Lake Sevan

The hotel owner had a satellite TV, so some of us watched the news in the morning about America and 911.

We left the hotel at 8.00 and drove around to a peninsular. This used to be an island, but with the lowering of the water, was now joined to the land. On the island, were two monasteries, with two churches, Sevanavank and Holy Mother of God Church. There were beautiful views over the lake. The upper church was 245 steps up. There were many seminarians about, and as we walked to the upper church, two of them came with us and manned a desk to sell cards and trinkets.

They were much more organized than the Georgians.

On the way to Yerevan, we stopped by the road with some French tourists to pick up some Obsidian. A hard black glassy Silicon Dioxide compound. Some times it has streaks of brown, and can also be totally brown

Etchmiadzin

After picking up the picnic in Yerevan, two huge blue boxes from a travel agency, we went on to Etchmiadzin. This is the capital of the Armenian church like the Vatican is for the Roman Catholics. The present cathedral was founded by St. Gregory in 309. This was the first Christian Church in the world. The Church was built over the Temple of Venus of which some still remains in the crypt. We went down and saw the old pagan Temple and were given a talk by the Armenian priest. Again they were very efficient in removing money from us tourists.

Very ornate patterns, like carpets, over the ceilings. The Treasury had many relics, including a piece from Noah’s Ark in an icon. A spear that speared Christ’s side.

We then went for a short distance and had lunch. Very good curry, finely chopped vegetables with mayo salad, couscous, aubergine rolls, meat balls.

Next Anna showed us the curch of a martyred female Saint.
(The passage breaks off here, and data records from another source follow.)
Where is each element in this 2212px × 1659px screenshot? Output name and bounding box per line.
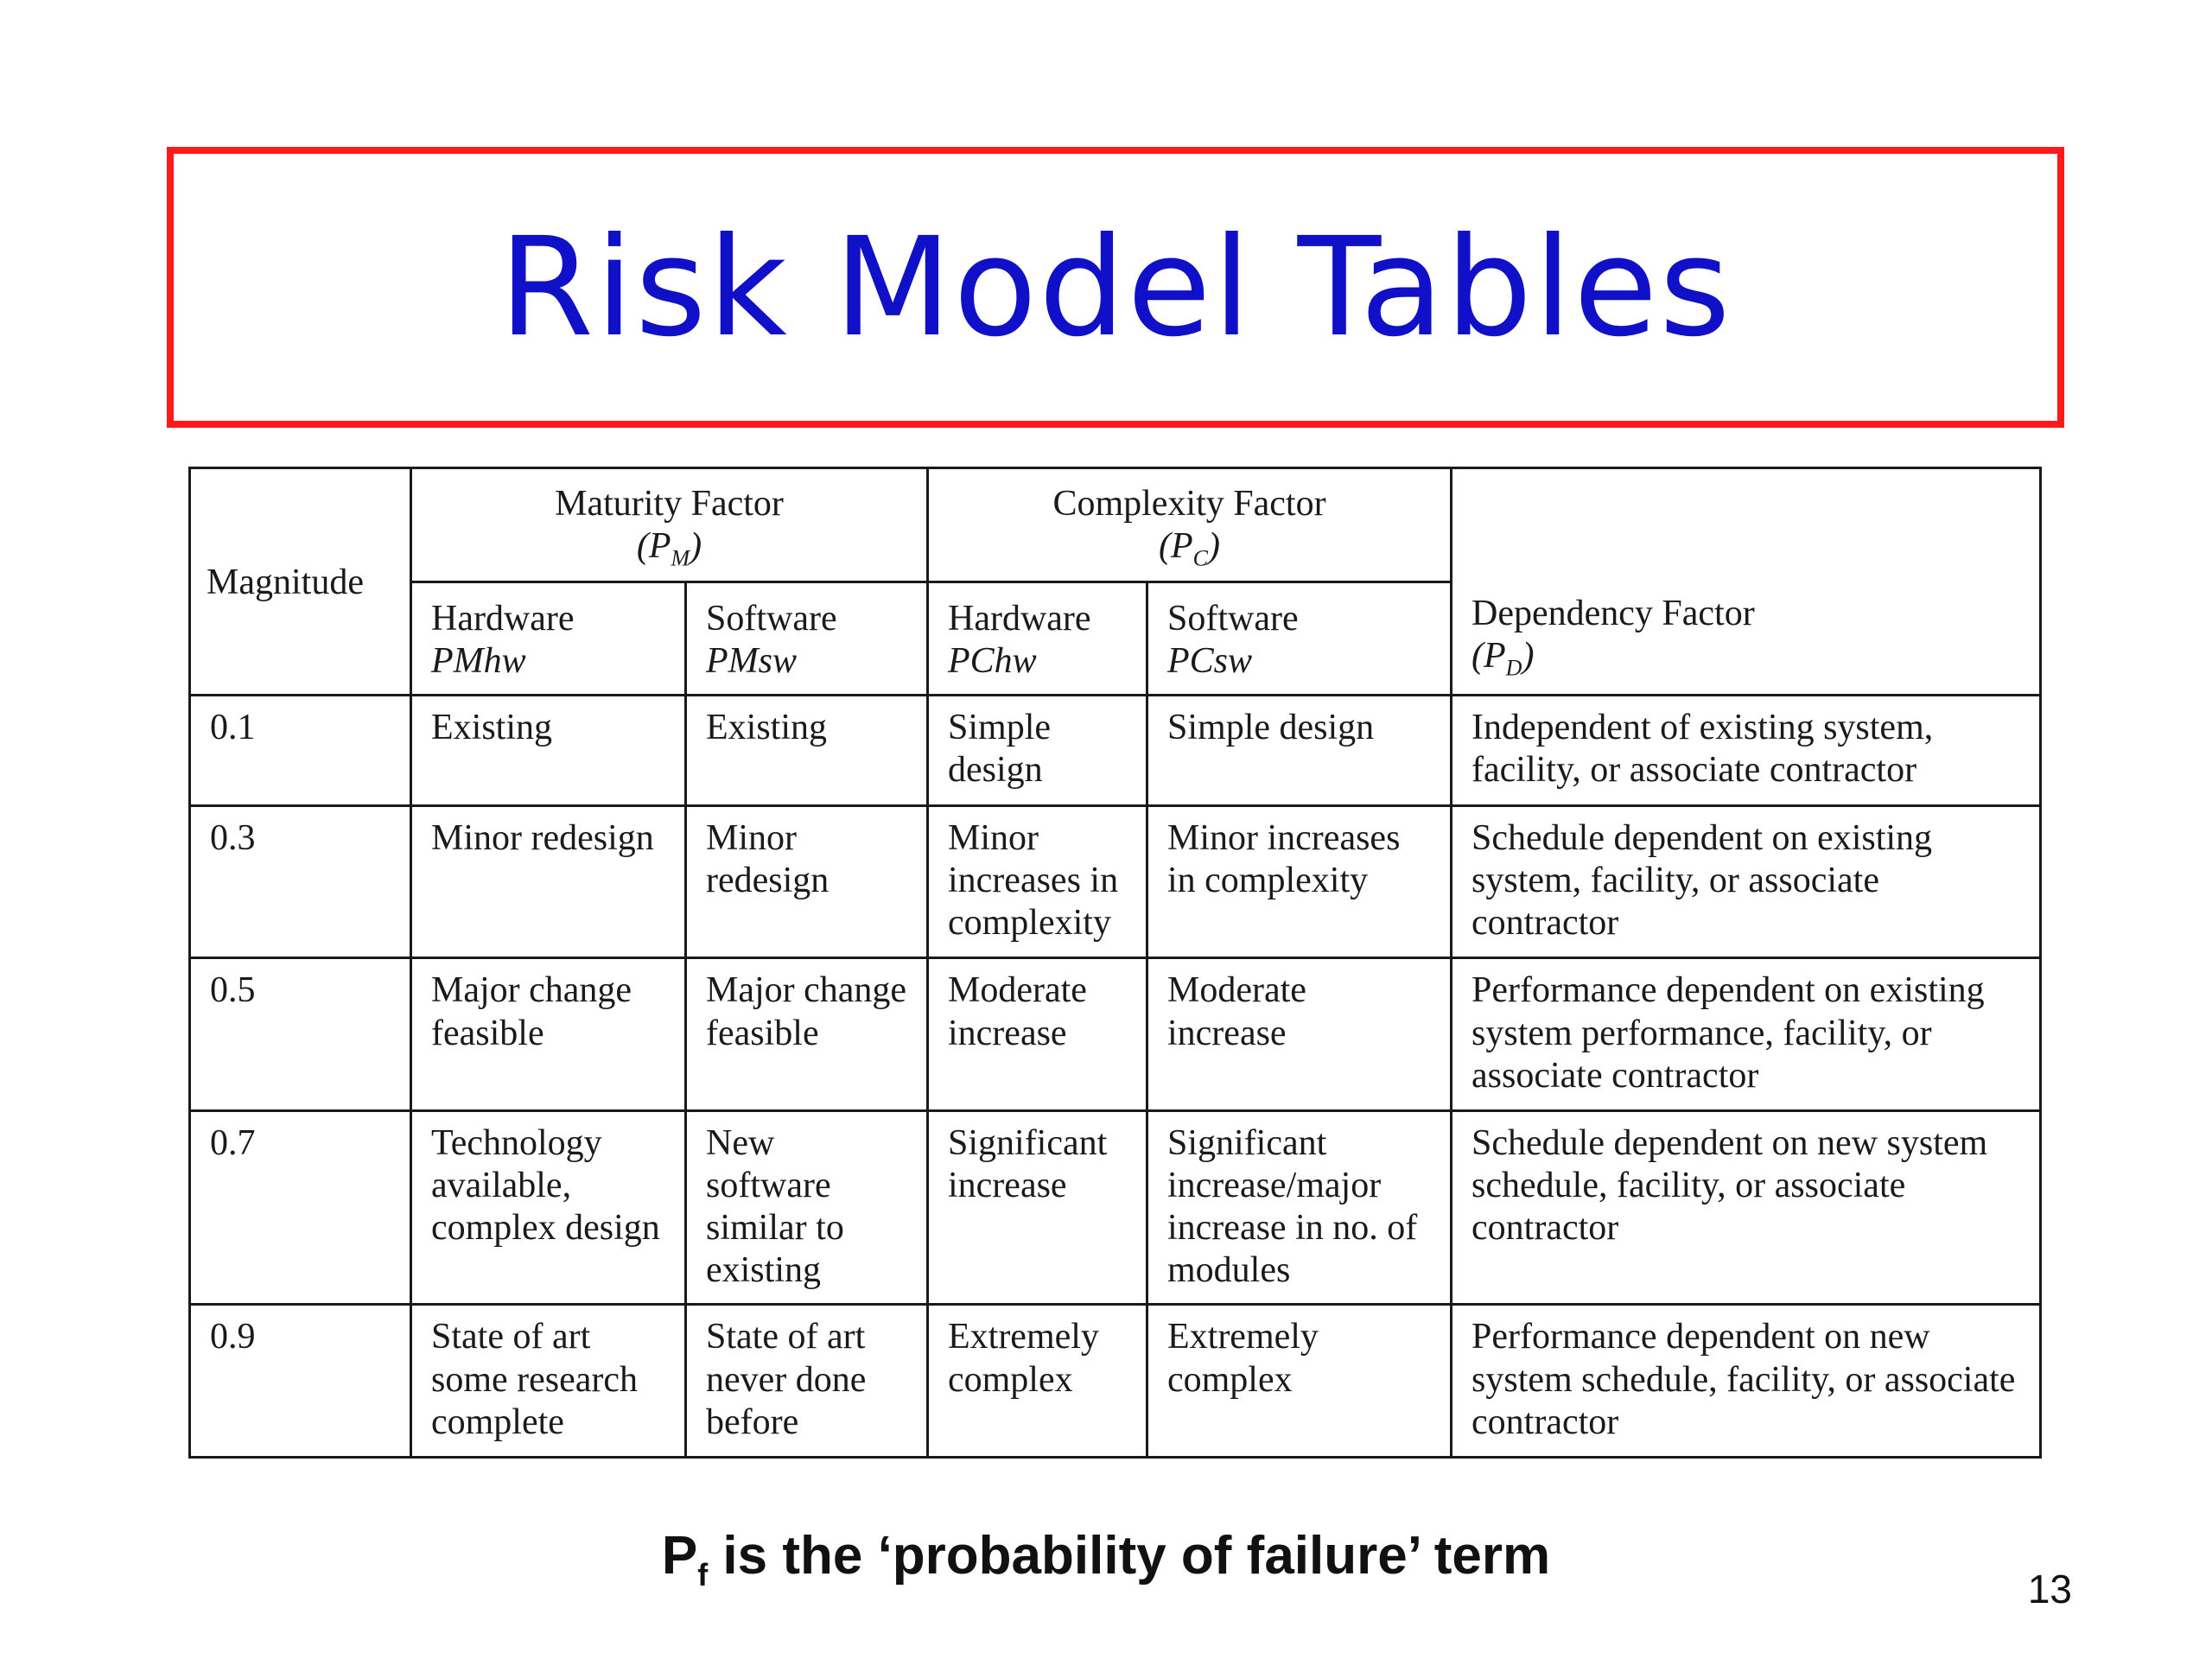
dependency-factor-symbol: $(P_D)$ [1471,635,1535,681]
footer-caption: $P_f$ is the ‘probability of failure’ term [661,1526,1551,1592]
pc-software-cell: Extremely complex [1147,1305,1452,1458]
pc-software-cell: Moderate increase [1147,958,1452,1110]
pc-hardware-cell: Moderate increase [928,958,1147,1110]
dependency-factor-header [1452,468,2041,696]
pm-hardware-cell: State of art some research complete [411,1305,686,1458]
pc-hardware-cell: Significant increase [928,1110,1147,1305]
page-title: Risk Model Tables [499,207,1732,367]
table-row [190,1305,2041,1458]
table-row [190,1110,2041,1305]
magnitude-cell: 0.1 [190,695,411,805]
pm-hardware-cell: Minor redesign [411,806,686,958]
dependency-factor-label: Dependency Factor [1471,593,1755,633]
pc-hardware-cell: Minor increases in complexity [928,806,1147,958]
pm-software-cell: Existing [686,695,928,805]
pc-software-cell: Minor increases in complexity [1147,806,1452,958]
dependency-cell: Schedule dependent on new system schedule, facility, or associate contractor [1452,1110,2041,1305]
dependency-cell: Performance dependent on new system schedule, facility, or associate contractor [1452,1305,2041,1458]
page-number: 13 [2027,1567,2072,1611]
dependency-cell: Independent of existing system, facility, or associate contractor [1452,695,2041,805]
header-row-groups [190,468,2041,582]
pc-hardware-cell: Extremely complex [928,1305,1147,1458]
complexity-factor-symbol: $(P_C)$ [1159,526,1220,571]
magnitude-cell: 0.5 [190,958,411,1110]
dependency-cell: Performance dependent on existing system performance, facility, or associate contractor [1452,958,2041,1110]
magnitude-cell: 0.9 [190,1305,411,1458]
pm-hardware-header: Hardware PMhw [411,582,686,695]
complexity-factor-label: Complexity Factor [1052,484,1326,524]
magnitude-header: Magnitude [190,468,411,696]
pc-software-cell: Simple design [1147,695,1452,805]
pm-software-cell: Minor redesign [686,806,928,958]
risk-model-table-container [188,467,2039,1459]
title-frame [167,147,2064,428]
table-row [190,958,2041,1110]
pc-hardware-cell: Simple design [928,695,1147,805]
pm-software-cell: State of art never done before [686,1305,928,1458]
maturity-factor-symbol: $(P_M)$ [636,526,702,571]
dependency-cell: Schedule dependent on existing system, facility, or associate contractor [1452,806,2041,958]
maturity-factor-header [411,468,928,582]
table-row [190,695,2041,805]
pc-software-header: Software PCsw [1147,582,1452,695]
magnitude-cell: 0.7 [190,1110,411,1305]
table-row [190,806,2041,958]
pm-hardware-cell: Existing [411,695,686,805]
risk-model-table [188,467,2042,1459]
complexity-factor-header [928,468,1452,582]
pm-hardware-cell: Major change feasible [411,958,686,1110]
maturity-factor-label: Maturity Factor [555,484,784,524]
pm-software-cell: New software similar to existing [686,1110,928,1305]
pc-software-cell: Significant increase/major increase in no. of modules [1147,1110,1452,1305]
magnitude-cell: 0.3 [190,806,411,958]
pm-hardware-cell: Technology available, complex design [411,1110,686,1305]
pc-hardware-header: Hardware PChw [928,582,1147,695]
pm-software-header: Software PMsw [686,582,928,695]
pm-software-cell: Major change feasible [686,958,928,1110]
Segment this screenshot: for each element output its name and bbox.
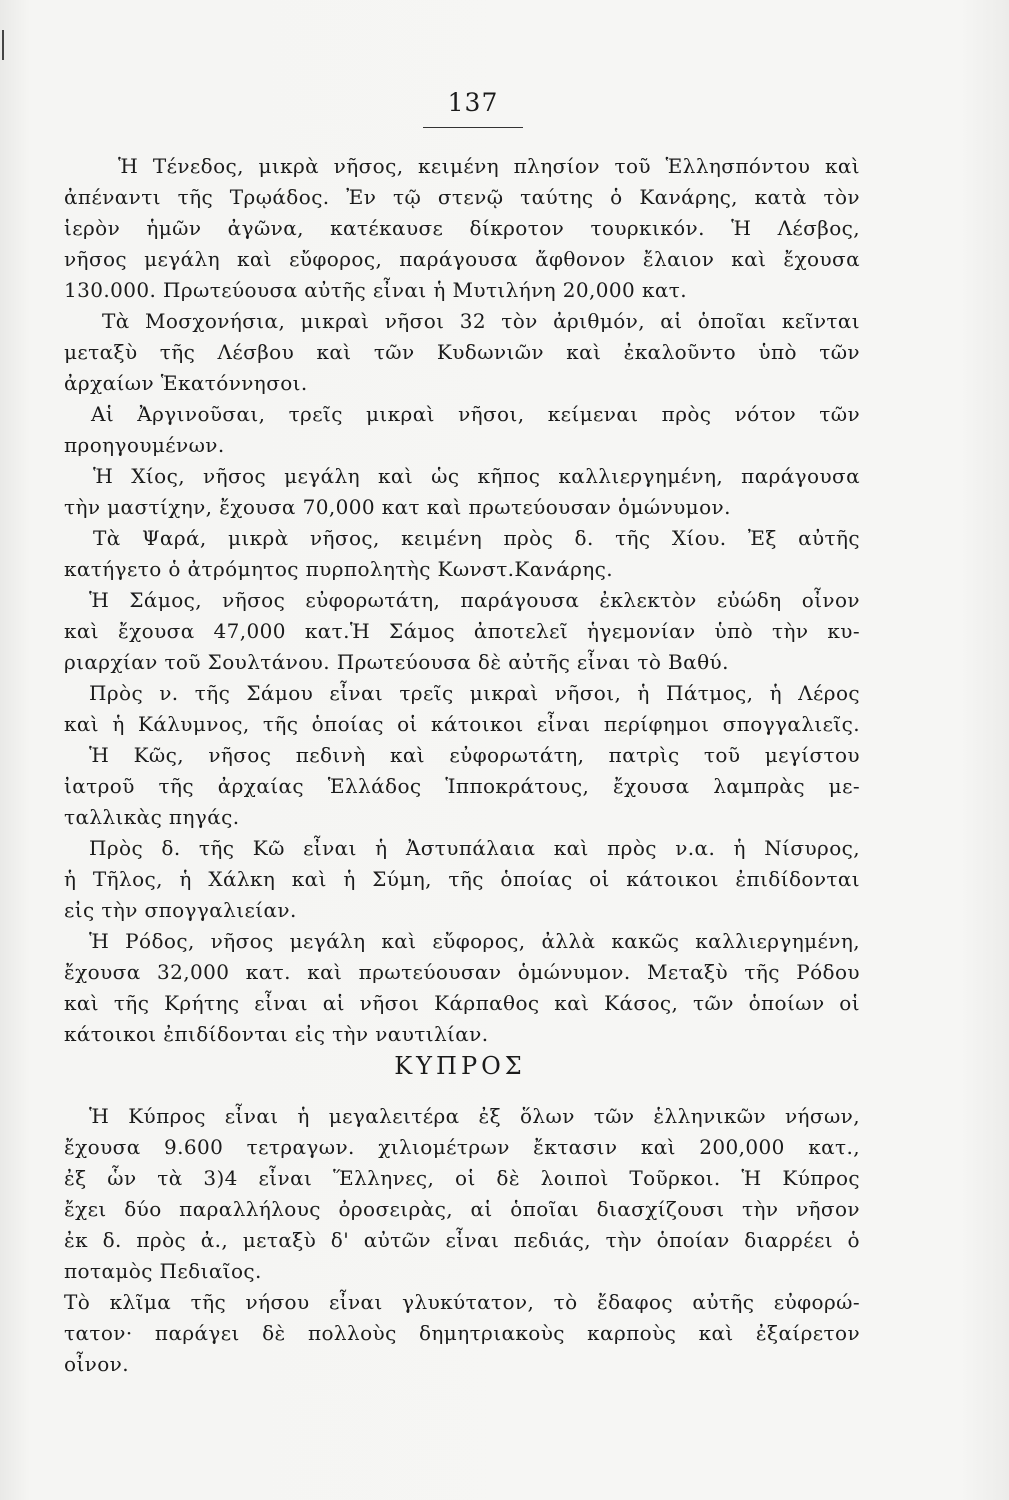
text-line: Ἡ Ρόδος, νῆσος μεγάλη καὶ εὔφορος, ἀλλὰ κακῶς καλλιεργημένη,: [89, 929, 860, 953]
text-line: καὶ ἔχουσα 47,000 κατ.Ἡ Σάμος ἀποτελεῖ ἡγεμονίαν ὑπὸ τὴν κυ-: [64, 619, 860, 643]
text-line: ἰατροῦ τῆς ἀρχαίας Ἑλλάδος Ἱπποκράτους, ἔχουσα λαμπρὰς με-: [64, 774, 860, 798]
text-line: ἡ Τῆλος, ἡ Χάλκη καὶ ἡ Σύμη, τῆς ὁποίας οἱ κάτοικοι ἐπιδίδονται: [64, 867, 860, 891]
text-line: Ἡ Τένεδος, μικρὰ νῆσος, κειμένη πλησίον τοῦ Ἑλλησπόντου καὶ: [118, 154, 860, 178]
text-line: Ἡ Χίος, νῆσος μεγάλη καὶ ὡς κῆπος καλλιεργημένη, παράγουσα: [93, 464, 860, 488]
text-line: Αἱ Ἀργινοῦσαι, τρεῖς μικραὶ νῆσοι, κείμεναι πρὸς νότον τῶν: [91, 402, 860, 426]
text-line: Πρὸς δ. τῆς Κῶ εἶναι ἡ Ἀστυπάλαια καὶ πρὸς ν.α. ἡ Νίσυρος,: [89, 836, 860, 860]
text-line: Τὸ κλῖμα τῆς νήσου εἶναι γλυκύτατον, τὸ ἔδαφος αὐτῆς εὐφορώ-: [64, 1290, 860, 1314]
text-line: μεταξὺ τῆς Λέσβου καὶ τῶν Κυδωνιῶν καὶ ἐκαλοῦντο ὑπὸ τῶν: [64, 340, 860, 364]
text-line: οἶνον.: [64, 1352, 129, 1376]
text-line: Ἡ Σάμος, νῆσος εὐφορωτάτη, παράγουσα ἐκλεκτὸν εὐώδη οἶνον: [89, 588, 860, 612]
text-line: εἰς τὴν σπογγαλιείαν.: [64, 898, 297, 922]
text-line: τὴν μαστίχην, ἔχουσα 70,000 κατ καὶ πρωτεύουσαν ὁμώνυμον.: [64, 495, 731, 519]
text-line: ριαρχίαν τοῦ Σουλτάνου. Πρωτεύουσα δὲ αὐτῆς εἶναι τὸ Βαθύ.: [64, 650, 729, 674]
page-number: 137: [447, 88, 499, 117]
text-line: ἐκ δ. πρὸς ἀ., μεταξὺ δ' αὐτῶν εἶναι πεδιάς, τὴν ὁποίαν διαρρέει ὁ: [64, 1228, 860, 1252]
text-line: Τὰ Μοσχονήσια, μικραὶ νῆσοι 32 τὸν ἀριθμόν, αἱ ὁποῖαι κεῖνται: [102, 309, 860, 333]
text-line: κατήγετο ὁ ἀτρόμητος πυρπολητὴς Κωνστ.Κανάρης.: [64, 557, 614, 581]
text-line: ποταμὸς Πεδιαῖος.: [64, 1259, 262, 1283]
text-line: ἔχουσα 9.600 τετραγων. χιλιομέτρων ἔκτασιν καὶ 200,000 κατ.,: [64, 1135, 860, 1159]
text-line: ἀπέναντι τῆς Τρῳάδος. Ἐν τῷ στενῷ ταύτης ὁ Κανάρης, κατὰ τὸν: [64, 185, 860, 209]
text-line: κάτοικοι ἐπιδίδονται εἰς τὴν ναυτιλίαν.: [64, 1022, 489, 1046]
text-line: καὶ τῆς Κρήτης εἶναι αἱ νῆσοι Κάρπαθος καὶ Κάσος, τῶν ὁποίων οἱ: [64, 991, 860, 1015]
text-line: ἔχουσα 32,000 κατ. καὶ πρωτεύουσαν ὁμώνυμον. Μεταξὺ τῆς Ρόδου: [64, 960, 860, 984]
text-line: νῆσος μεγάλη καὶ εὔφορος, παράγουσα ἄφθονον ἔλαιον καὶ ἔχουσα: [64, 247, 860, 271]
text-line: τατον· παράγει δὲ πολλοὺς δημητριακοὺς καρποὺς καὶ ἐξαίρετον: [64, 1321, 860, 1345]
text-line: ἱερὸν ἡμῶν ἀγῶνα, κατέκαυσε δίκροτον τουρκικόν. Ἡ Λέσβος,: [64, 216, 860, 240]
text-line: Πρὸς ν. τῆς Σάμου εἶναι τρεῖς μικραὶ νῆσοι, ἡ Πάτμος, ἡ Λέρος: [89, 681, 860, 705]
text-line: 130.000. Πρωτεύουσα αὐτῆς εἶναι ἡ Μυτιλήνη 20,000 κατ.: [64, 278, 687, 302]
text-line: ἐξ ὧν τὰ 3)4 εἶναι Ἕλληνες, οἱ δὲ λοιποὶ Τοῦρκοι. Ἡ Κύπρος: [64, 1166, 860, 1190]
text-line: ἀρχαίων Ἑκατόννησοι.: [64, 371, 308, 395]
text-line: ἔχει δύο παραλλήλους ὀροσειρὰς, αἱ ὁποῖαι διασχίζουσι τὴν νῆσον: [64, 1197, 860, 1221]
text-line: Τὰ Ψαρά, μικρὰ νῆσος, κειμένη πρὸς δ. τῆς Χίου. Ἐξ αὐτῆς: [93, 526, 860, 550]
text-line: Ἡ Κῶς, νῆσος πεδινὴ καὶ εὐφορωτάτη, πατρὶς τοῦ μεγίστου: [89, 743, 860, 767]
section-heading: ΚΥΠΡΟΣ: [394, 1052, 526, 1080]
text-line: ταλλικὰς πηγάς.: [64, 805, 240, 829]
text-line: προηγουμένων.: [64, 433, 225, 457]
text-line: Ἡ Κύπρος εἶναι ἡ μεγαλειτέρα ἐξ ὅλων τῶν ἑλληνικῶν νήσων,: [89, 1104, 860, 1128]
text-line: καὶ ἡ Κάλυμνος, τῆς ὁποίας οἱ κάτοικοι εἶναι περίφημοι σπογγαλιεῖς.: [64, 712, 860, 736]
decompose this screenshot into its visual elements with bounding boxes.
Several were martyred when their leader refused the pagan King. Churches were later built on their tombs.

Noravank

We now headed off in the coach towards the East heading for Sisian. On the way, we stopped at the monastery of Noravank. This monastery was approached up a narrow gorge which opened out to a view on the buildings on a hill. There was building in progress with the gatehouse being rebuilt. There were beautifully carved stone masonry and a strange two-level church with very steep outside steps with no guard rail to the top. Most people climbed on hand and knees and left crawling down the steps backwards, that is except for Steve who ran up and down the steps. We stayed here for about an hour. It was very warm. We continued our journey towards Sisian where we were to stay the night. On the way, Clare stopped a man riding a horse, and then we stopped to see the Stonehenge just outside of Sisian.

Gorat Stones or Carahunge

We stopped at the Armenian Stonehenge, Gorat Stones or Carahunge and two other local names, one of which meant whispering stones. There were lots of ragged stones standing. each numbered, presumably by archaeologists at some time. Some stones had holes, 2-3 inches across, which Anna said were used to line up with horizon and some sun event much like our own Stonehenge. There was another tourist, thought she was German, with three Armenians in a car, complaining about all the tourists.

Roads around here were a bit bad. We left the site as the sun was setting and drove the short distance to Sisian and our hotel. Glad to get off the bus, the driver never stopped talking at Anna, and Anna always had the coach window open rendering the air conditioning useless to the rest of us.

Sisian

The hotel was cleaner than the last but shared everything else. There were other guests staying here. The shower was downstairs at the end of a long corridor and was one of those you plug onto the end of the bathroom tap. After 8.00 pm the rest of the town could come and use it! We have hot water in the shower and it is running, something of a luxury.

Supper of salads, lamb, spuds, peppers, vine leaves yoghurt and orange wine tasting like Masala. Steve stayed up late with others drinking some Vodka before going to bed. The “German” tourist was staying in the same hotel as us. She was not German, but Norwegian and the captain of a ship. This was her four weeks off and she had hitched out to Armenia.

The town of Sisian has a military base nearby. There are not many shops and restaurants, and we did not go out and explore. There was a museum, but again we did not go and take a look at it.